Hypy is a fulltext search interface for Python applications. Use it to index
and search your documents from Python code. Hypy is based on the
estraiernative bindings by Yusuke Yoshida."
Full Story (comments: none)
Version 0.5.1 of Sphinx is out with bug fixes.
"
Sphinx is a tool that makes it easy to create intelligent and beautiful
documentation for Python projects (or other documents consisting of
multiple reStructuredText source files)."
Full Story (comments: none)
The December 16, 2008 edition of the Python-URL! is online with
a new collection of Python article links.
Full Story (comments: none)
Tcl/Tk
The December 11, 2008 edition of the Tcl-URL! is online with new
Tcl/Tk articles and resources.
Full Story (comments: none)
The December 16, 2008 edition of the Tcl-URL! is online with new
Tcl/Tk articles and resources.
Full Story (comments: none)
Libraries
A release candidate of MPFR 2.4.0, a multi-precision floating point library,
has been announced.
"
The release of MPFR 2.4.0 ("andouillette sauce moutarde") is imminent.
Please help to make this release as good as possible by downloading and
testing this release candidate".
Full Story (comments: none)
Version 0.2.1 of the Universal Library Project has been
announced.
"
libul collects LGPLed highly reuseable platform-independent functions besides ANSI C/POSIX/XPG standard, including: common data structure, math library/string handling/IO function extension, etc.

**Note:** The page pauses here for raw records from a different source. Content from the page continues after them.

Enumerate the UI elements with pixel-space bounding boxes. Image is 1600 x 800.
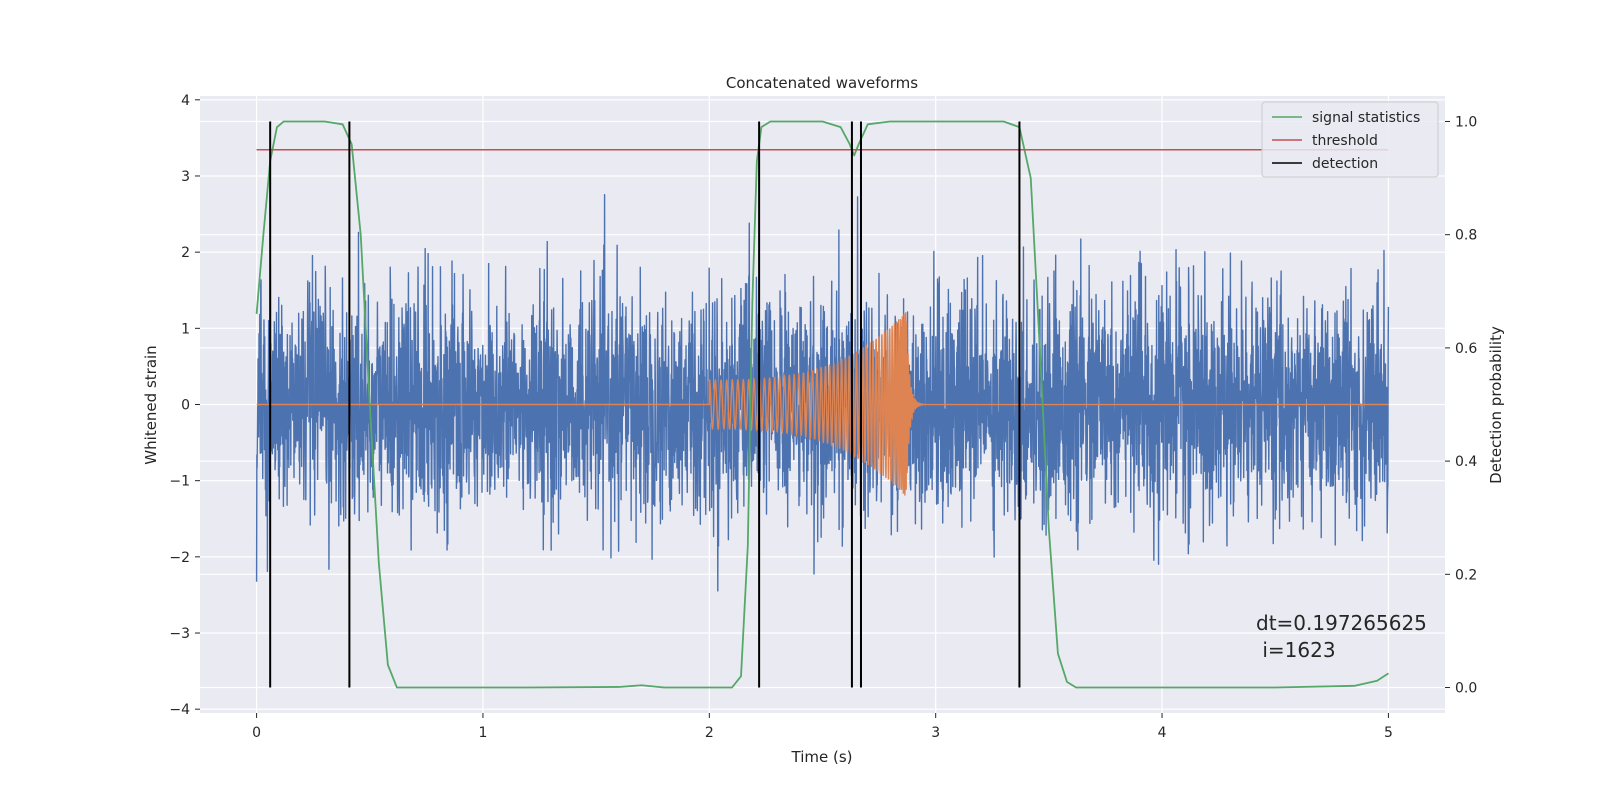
x-tick-label: 3 (931, 725, 940, 741)
legend-label-threshold: threshold (1312, 133, 1378, 149)
y2-tick-label: 0.0 (1455, 681, 1477, 697)
noise-line (255, 194, 1390, 592)
x-tick-label: 4 (1158, 725, 1167, 741)
noise-series (255, 194, 1390, 592)
chart-title: Concatenated waveforms (726, 74, 918, 92)
y-tick-label: −1 (169, 474, 190, 490)
y-tick-label: 0 (181, 398, 190, 414)
x-tick-label: 1 (478, 725, 487, 741)
injected-signal-series (256, 312, 1389, 496)
y-tick-label: −3 (169, 626, 190, 642)
y-tick-label: 1 (181, 321, 190, 337)
y-tick-label: −4 (169, 702, 190, 718)
detection-series (269, 121, 1021, 688)
y2-tick-label: 0.4 (1455, 454, 1477, 470)
y-tick-label: 2 (181, 245, 190, 261)
annotation-index: i=1623 (1256, 638, 1336, 662)
y-axis-label: Whitened strain (142, 345, 160, 464)
y2-tick-label: 0.6 (1455, 341, 1477, 357)
y2-axis-label: Detection probability (1487, 326, 1505, 484)
injected-signal-line (256, 312, 1389, 496)
legend-label-detection: detection (1312, 156, 1378, 172)
y2-tick-label: 1.0 (1455, 114, 1477, 130)
y2-tick-label: 0.2 (1455, 567, 1477, 583)
x-tick-label: 5 (1384, 725, 1393, 741)
y-tick-label: 3 (181, 169, 190, 185)
x-tick-label: 0 (252, 725, 261, 741)
annotation-dt: dt=0.197265625 (1256, 611, 1427, 635)
y-axis-ticks: −4 −3 −2 −1 0 1 2 3 4 (169, 93, 200, 718)
y2-tick-label: 0.8 (1455, 228, 1477, 244)
x-axis-ticks: 0 1 2 3 4 5 (252, 713, 1393, 741)
legend-label-signal-statistics: signal statistics (1312, 110, 1420, 126)
x-tick-label: 2 (705, 725, 714, 741)
y2-axis-ticks: 0.0 0.2 0.4 0.6 0.8 1.0 (1445, 114, 1477, 697)
legend: signal statistics threshold detection (1261, 101, 1439, 178)
y-tick-label: 4 (181, 93, 190, 109)
y-tick-label: −2 (169, 550, 190, 566)
x-axis-label: Time (s) (791, 748, 853, 766)
legend-box (1261, 101, 1439, 178)
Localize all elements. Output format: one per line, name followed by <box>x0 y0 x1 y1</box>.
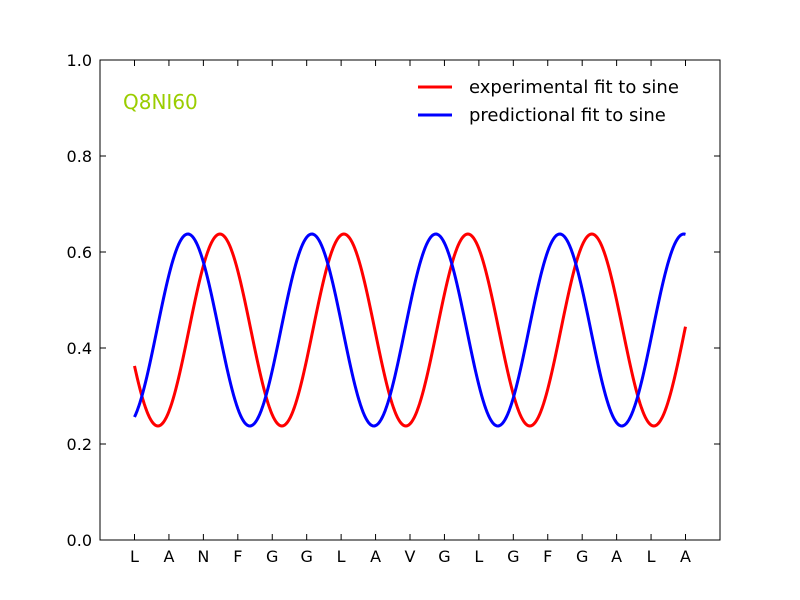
x-tick-label: V <box>405 547 416 566</box>
y-tick-label: 1.0 <box>67 51 92 70</box>
chart-annotation: Q8NI60 <box>123 90 198 114</box>
y-tick-label: 0.0 <box>67 531 92 550</box>
series-line-predictional <box>133 232 686 428</box>
x-tick-label: L <box>130 547 139 566</box>
y-tick-label: 0.4 <box>67 339 92 358</box>
x-tick-label: A <box>163 547 174 566</box>
x-tick-label: G <box>300 547 312 566</box>
x-tick-label: G <box>507 547 519 566</box>
x-tick-label: G <box>266 547 278 566</box>
y-tick-label: 0.2 <box>67 435 92 454</box>
legend: experimental fit to sine predictional fit… <box>418 77 679 126</box>
series-line-experimental <box>133 232 687 428</box>
x-tick-label: L <box>337 547 346 566</box>
y-axis: 0.0 0.2 0.4 0.6 0.8 1.0 <box>67 51 720 550</box>
x-tick-label: A <box>680 547 691 566</box>
series-lines <box>133 232 687 428</box>
x-tick-label: L <box>647 547 656 566</box>
x-tick-label: G <box>438 547 450 566</box>
x-tick-label: G <box>576 547 588 566</box>
y-tick-label: 0.8 <box>67 147 92 166</box>
y-tick-label: 0.6 <box>67 243 92 262</box>
x-tick-label: L <box>474 547 483 566</box>
plot-frame <box>99 59 721 541</box>
x-tick-label: A <box>370 547 381 566</box>
x-tick-label: A <box>611 547 622 566</box>
legend-label: experimental fit to sine <box>469 77 679 98</box>
x-tick-label: F <box>233 547 242 566</box>
x-tick-label: F <box>543 547 552 566</box>
x-tick-label: N <box>197 547 209 566</box>
legend-label: predictional fit to sine <box>469 105 666 126</box>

We encourage you to adopt/donate code segments from/to us."
Comments (none posted)
Version Control
Version 1.2.0 of Hatta wiki engine has been announced.
"
Hatta is a wiki engine that lives in your Mercurial repository.
It can run both locally and hosted, and lets you work on the
documentation of your project. All pages are stored as text files
and you can pull/push, clone, merge and edit with any editor.
This version has internationalization support, together with a
few translations: Arabic, Danish and Polish. The indexed search
can now properly index Japanese words."
Full Story (comments: none)
Miscellaneous
Version 0.5.1 of dfu-programmer has been
announced. The software is:
"
A linux based command-line programmer for Atmel (8051 & AVR) chips with a USB bootloader supporting ISP. This is a mostly Device Firmware Update (DFU) 1.0 compliant user-space application.
Release 0.5.1 follows release 0.5.0. A command line option was added to support the AVR32 trampoline (so dfu-programmer ignores any code that might exist in the bootloader code space)."